How could a government take everything away, put us in camps, then let us loose with nothing? And how were they to be treated once they were out there. Fearing the stories they heard that earlier released internees had been beaten or even killed. But when they finally left it was different. They expected people lining the streets with guns, or billboards reading “go home you dirty Japs” on them. They were put up in a housing compound in Cabrillo. It was small but her mom now could cook and the cold winds didn’t get in. Jeanne enrolled in Jr. igh school, and her mother got a job at a cannery.

Her first experience on the outside of Manzanar had the lurking of all her fears of not being accepted. When asked to read in class as the new student, she stood up and read well. Then a girl said something that haunts her to this day. “Gee I didn’t know you could speak English.

” This remark made by a white girl, whom she became friends with later, made her realize that this is how things were going to be. They weren’t going to beat or injure her, they were going to see she has slanted eyes and assume that she is different. She only wanted acceptance.And realized that it was going to happen unless she proved something to them. She did.

Since she had taken baton at Manzanar she made the marching band as majorette. The first Japanese majorette ever at her school. Then on to win beauty queen in high school.

These things made her feel accepted, one of the others. But she was denying the fact that she was doing this for them not completely for herself. She realized this when she was walking down the isle to receive her carnival queen award. A kind of revelation hit her that none of this really mattered any more, and wished she had taken Odori classes like her father wanted her to.

I think this revealed that she had finally found herself among all these other people and didn’t have to be the same as them, she could now be her, for herself. Nearly 30 years later, now a married woman with three children of her own, is able to accept her past. She said that she was always putting off trips to Manzanar because she was afraid it might have the same effect on her as it did when she was young. That feeling of inferiority and uselessness in this world she had always been a part of. She used to hate herself for the way white people would get to her with one little comment like “Oh!You speak English,” that she would feel completely foreign in her world. When she finally visited the ruins of Manzanar she “no longer wanted to lose or have those years erased. Having found it, I could say what you can really say when you’ve truly come to know a place: Farewell. ” This says it all.

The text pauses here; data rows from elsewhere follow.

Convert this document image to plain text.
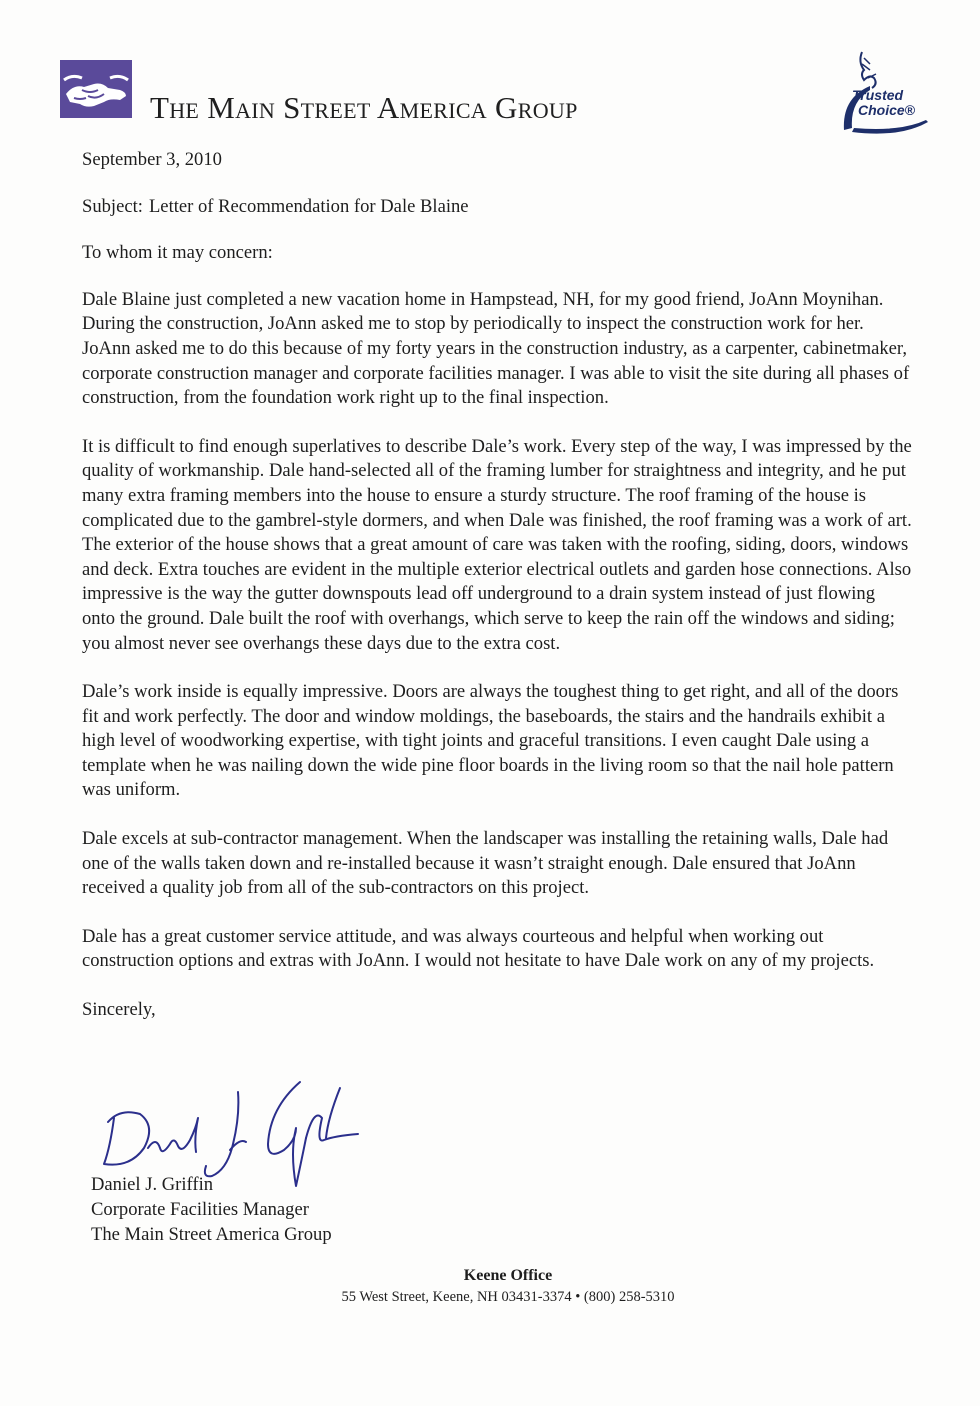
The Main Street America Group	Trusted
Choice®
September 3, 2010
Subject: Letter of Recommendation for Dale Blaine
To whom it may concern:

Dale Blaine just completed a new vacation home in Hampstead, NH, for my good friend, JoAnn Moynihan. During the construction, JoAnn asked me to stop by periodically to inspect the construction work for her. JoAnn asked me to do this because of my forty years in the construction industry, as a carpenter, cabinetmaker, corporate construction manager and corporate facilities manager. I was able to visit the site during all phases of construction, from the foundation work right up to the final inspection.

It is difficult to find enough superlatives to describe Dale’s work. Every step of the way, I was impressed by the quality of workmanship. Dale hand-selected all of the framing lumber for straightness and integrity, and he put many extra framing members into the house to ensure a sturdy structure. The roof framing of the house is complicated due to the gambrel-style dormers, and when Dale was finished, the roof framing was a work of art. The exterior of the house shows that a great amount of care was taken with the roofing, siding, doors, windows and deck. Extra touches are evident in the multiple exterior electrical outlets and garden hose connections. Also impressive is the way the gutter downspouts lead off underground to a drain system instead of just flowing onto the ground. Dale built the roof with overhangs, which serve to keep the rain off the windows and siding; you almost never see overhangs these days due to the extra cost.

Dale’s work inside is equally impressive. Doors are always the toughest thing to get right, and all of the doors fit and work perfectly. The door and window moldings, the baseboards, the stairs and the handrails exhibit a high level of woodworking expertise, with tight joints and graceful transitions. I even caught Dale using a template when he was nailing down the wide pine floor boards in the living room so that the nail hole pattern was uniform.

Dale excels at sub-contractor management. When the landscaper was installing the retaining walls, Dale had one of the walls taken down and re-installed because it wasn’t straight enough. Dale ensured that JoAnn received a quality job from all of the sub-contractors on this project.

Dale has a great customer service attitude, and was always courteous and helpful when working out construction options and extras with JoAnn. I would not hesitate to have Dale work on any of my projects.

Sincerely,
Daniel J. Griffin
Corporate Facilities Manager
The Main Street America Group
Keene Office
55 West Street, Keene, NH 03431-3374 • (800) 258-5310
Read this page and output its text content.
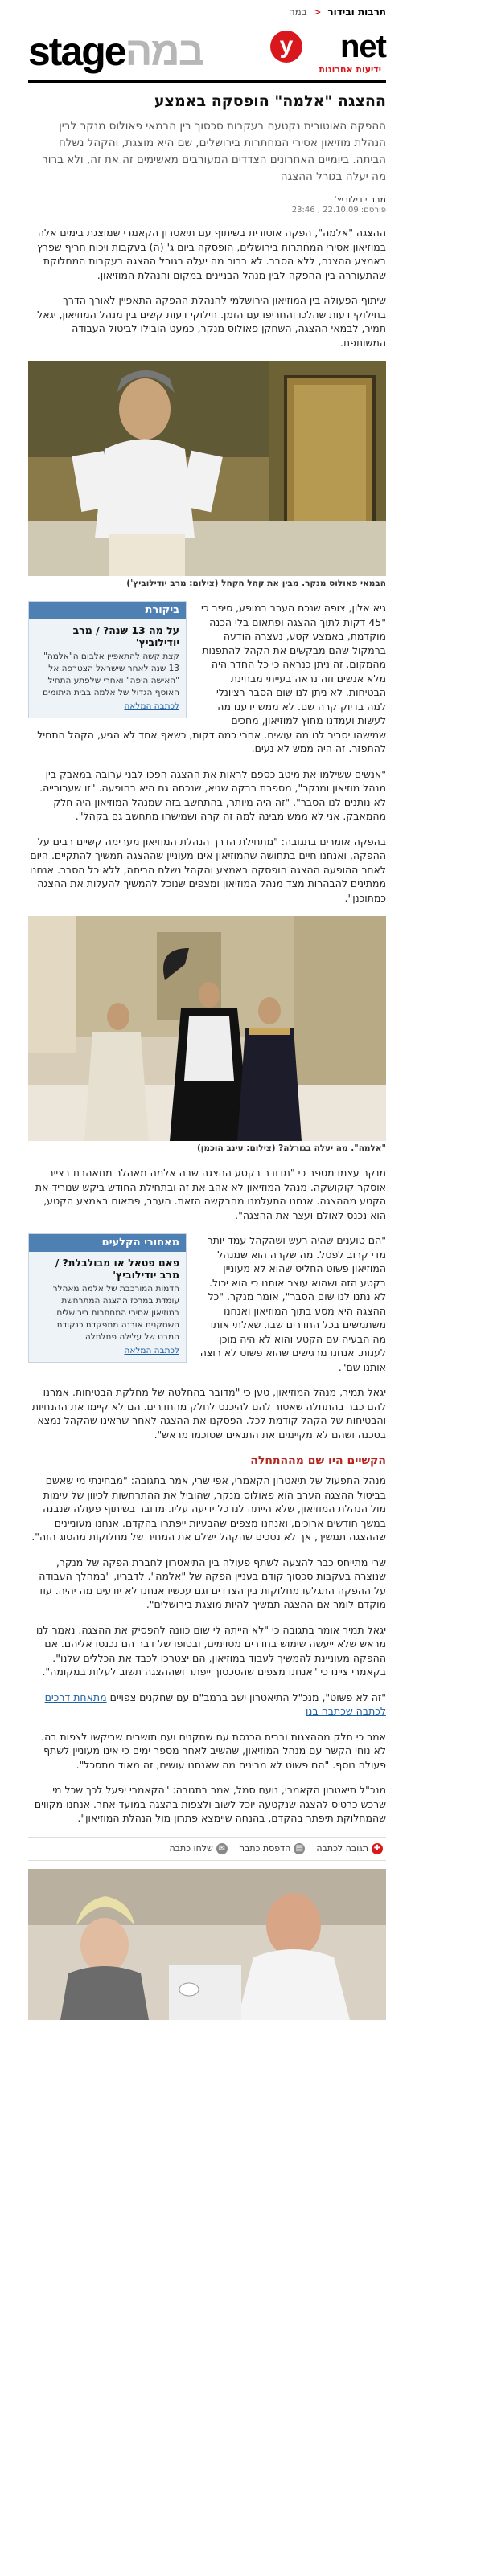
תרבות ובידור < במה
y net
ידיעות אחרונות
stageבמה
ההצגה "אלמה" הופסקה באמצע

ההפקה האוטורית נקטעה בעקבות סכסוך בין הבמאי פאולוס מנקר לבין הנהלת מוזיאון אסירי המחתרות בירושלים, שם היא מוצגת, והקהל נשלח הביתה. ביומיים האחרונים הצדדים המעורבים מאשימים זה את זה, ולא ברור מה יעלה בגורל ההצגה

מרב יודילוביץ'

פורסם: 22.10.09 , 23:46

ההצגה "אלמה", הפקה אוטורית בשיתוף עם תיאטרון הקאמרי שמוצגת בימים אלה במוזיאון אסירי המחתרות בירושלים, הופסקה ביום ג' (ה) בעקבות ויכוח חריף שפרץ באמצע ההצגה, ללא הסבר. לא ברור מה יעלה בגורל ההצגה בעקבות המחלוקת שהתעוררה בין ההפקה לבין מנהל הבניינים במקום והנהלת המוזיאון.

שיתוף הפעולה בין המוזיאון הירושלמי להנהלת ההפקה התאפיין לאורך הדרך בחילוקי דעות שהלכו והחריפו עם הזמן. חילוקי דעות קשים בין מנהל המוזיאון, יגאל תמיר, לבמאי ההצגה, השחקן פאולוס מנקר, כמעט הובילו לביטול העבודה המשותפת.

הבמאי פאולוס מנקר. מבין את קהל הקהל (צילום: מרב יודילוביץ')
ביקורת
על מה 13 שנה? / מרב יודילוביץ'
קצת קשה להתאפיין אלבום ה"אלמה" 13 שנה לאחר שישראל הצטרפה אל "האישה היפה" ואחרי שלפתע התחיל האוסף הגדול של אלמה בבית היתומים
לכתבה המלאה

גיא אלון, צופה שנכח הערב במופע, סיפר כי "45 דקות לתוך ההצגה ופתאום בלי הכנה מוקדמת, באמצע קטע, נעצרה הודעה ברמקול שהם מבקשים את הקהל להתפנות מהמקום. זה ניתן כנראה כי כל החדר היה מלא אנשים וזה נראה בעייתי מבחינת הבטיחות. לא ניתן לנו שום הסבר רציונלי למה בדיוק קרה שם. לא ממש ידענו מה לעשות ועמדנו מחוץ למוזיאון, מחכים שמישהו יסביר לנו מה עושים. אחרי כמה דקות, כשאף אחד לא הגיע, הקהל התחיל להתפזר. זה היה ממש לא נעים.

"אנשים ששילמו את מיטב כספם לראות את ההצגה הפכו לבני ערובה במאבק בין מנהל מוזיאון ומנקר", מספרת רבקה שגיא, שנכחה גם היא בהופעה. "זו שערורייה. לא נותנים לנו הסבר". "זה היה מיותר, בהתחשב בזה שמנהל המוזיאון היה חלק מהמאבק. אני לא ממש מבינה למה זה קרה ושמישהו מתחשב גם בקהל".

בהפקה אומרים בתגובה: "מתחילת הדרך הנהלת המוזיאון מערימה קשיים רבים על ההפקה, ואנחנו חיים בתחושה שהמוזיאון אינו מעוניין שההצגה תמשיך להתקיים. היום לאחר ההופעה ההצגה הופסקה באמצע והקהל נשלח הביתה, ללא כל הסבר. אנחנו ממתינים להבהרות מצד מנהל המוזיאון ומצפים שנוכל להמשיך להעלות את ההצגה כמתוכנן".

"אלמה". מה יעלה בגורלה? (צילום: עינב הוכמן)

מנקר עצמו מספר כי "מדובר בקטע ההצגה שבה אלמה מאהלר מתאהבת בצייר אוסקר קוקושקה. מנהל המוזיאון לא אהב את זה ובתחילת החודש ביקש שנוריד את הקטע מההצגה. אנחנו התעלמנו מהבקשה הזאת. הערב, פתאום באמצע הקטע, הוא נכנס לאולם ועצר את ההצגה".

מאחורי הקלעים
פאם פטאל או מבולבלת? / מרב יודילוביץ'
הדמות המורכבת של אלמה מאהלר עומדת במרכז ההצגה המתרחשת במוזיאון אסירי המחתרות בירושלים. השחקנית אורנה מתפקדת כנקודת המבט של עלילה פתלתלה
לכתבה המלאה

"הם טוענים שהיה רעש ושהקהל עמד יותר מדי קרוב לפסל. מה שקרה הוא שמנהל המוזיאון פשוט החליט שהוא לא מעוניין בקטע הזה ושהוא עוצר אותנו כי הוא יכול. לא נתנו לנו שום הסבר", אומר מנקר. "כל ההצגה היא מסע בתוך המוזיאון ואנחנו משתמשים בכל החדרים שבו. שאלתי אותו מה הבעיה עם הקטע והוא לא היה מוכן לענות. אנחנו מרגישים שהוא פשוט לא רוצה אותנו שם".

יגאל תמיר, מנהל המוזיאון, טען כי "מדובר בהחלטה של מחלקת הבטיחות. אמרנו להם כבר בהתחלה שאסור להם להיכנס לחלק מהחדרים. הם לא קיימו את ההנחיות והבטיחות של הקהל קודמת לכל. הפסקנו את ההצגה לאחר שראינו שהקהל נמצא בסכנה ושהם לא מקיימים את התנאים שסוכמו מראש".

הקשיים היו שם מההתחלה

מנהל התפעול של תיאטרון הקאמרי, אפי שרי, אמר בתגובה: "מבחינתי מי שאשם בביטול ההצגה הערב הוא פאולוס מנקר, שהוביל את ההתרחשות לכיוון של עימות מול הנהלת המוזיאון, שלא הייתה לנו כל ידיעה עליו. מדובר בשיתוף פעולה שנבנה במשך חודשים ארוכים, ואנחנו מצפים שהבעיות ייפתרו בהקדם. אנחנו מעוניינים שההצגה תמשיך, אך לא נסכים שהקהל ישלם את המחיר של מחלוקות מהסוג הזה".

שרי מתייחס כבר להצעה לשתף פעולה בין התיאטרון לחברת הפקה של מנקר, שנוצרה בעקבות סכסוך קודם בעניין הפקה של "אלמה". לדבריו, "במהלך העבודה על ההפקה התגלעו מחלוקות בין הצדדים וגם עכשיו אנחנו לא יודעים מה יהיה. עוד מוקדם לומר אם ההצגה תמשיך להיות מוצגת בירושלים".

יגאל תמיר אומר בתגובה כי "לא הייתה לי שום כוונה להפסיק את ההצגה. נאמר לנו מראש שלא ייעשה שימוש בחדרים מסוימים, ובסופו של דבר הם נכנסו אליהם. אם ההפקה מעוניינת להמשיך לעבוד במוזיאון, הם יצטרכו לכבד את הכללים שלנו". בקאמרי ציינו כי "אנחנו מצפים שהסכסוך ייפתר ושההצגה תשוב לעלות במקומה".

"זה לא פשוט", מנכ"ל התיאטרון ישב ברמב"ם עם שחקנים צפויים מתאחת דרכים לכתבה שכתבה בנו

אמר כי חלק מההצגות ובבית הכנסת עם שחקנים ועם תושבים שביקשו לצפות בה. לא נוחי הקשר עם מנהל המוזיאון, שהשיב לאחר מספר ימים כי אינו מעוניין לשתף פעולה נוסף. "הם פשוט לא מבינים מה שאנחנו עושים, זה מאוד מתסכל".

מנכ"ל תיאטרון הקאמרי, נועם סמל, אמר בתגובה: "הקאמרי יפעל לכך שכל מי שרכש כרטיס להצגה שנקטעה יוכל לשוב ולצפות בהצגה במועד אחר. אנחנו מקווים שהמחלוקת תיפתר בהקדם, בהנחה שיימצא פתרון מול הנהלת המוזיאון".

✚
תגובה לכתבה
▤
הדפסת כתבה
✉
שלחו כתבה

She had finally been able to see that Manzanar was one giant stepping stone she had climbed, and that gave her worth, so she could feel at peace with herself. Her life had really begun at Manzanar, but she isn’t about to let it end there.In conclusion, this story was very influential and I could sympathize with every trial and tribulation she encountered. Some may say she didn’t value her Japanese heritage enough or was pitying herself for being Japanese. But she, in my view is a hero because she took everything that was imposed on her and endured through it. She was able to accept herself through a kind of spiritual growth, which was both revelational, and inspirational.

Jeanne, now a grown woman who as a child was thrown around in a racial roller coaster, can accept herself as an important part of society and life, rather than needing others to accept it for her.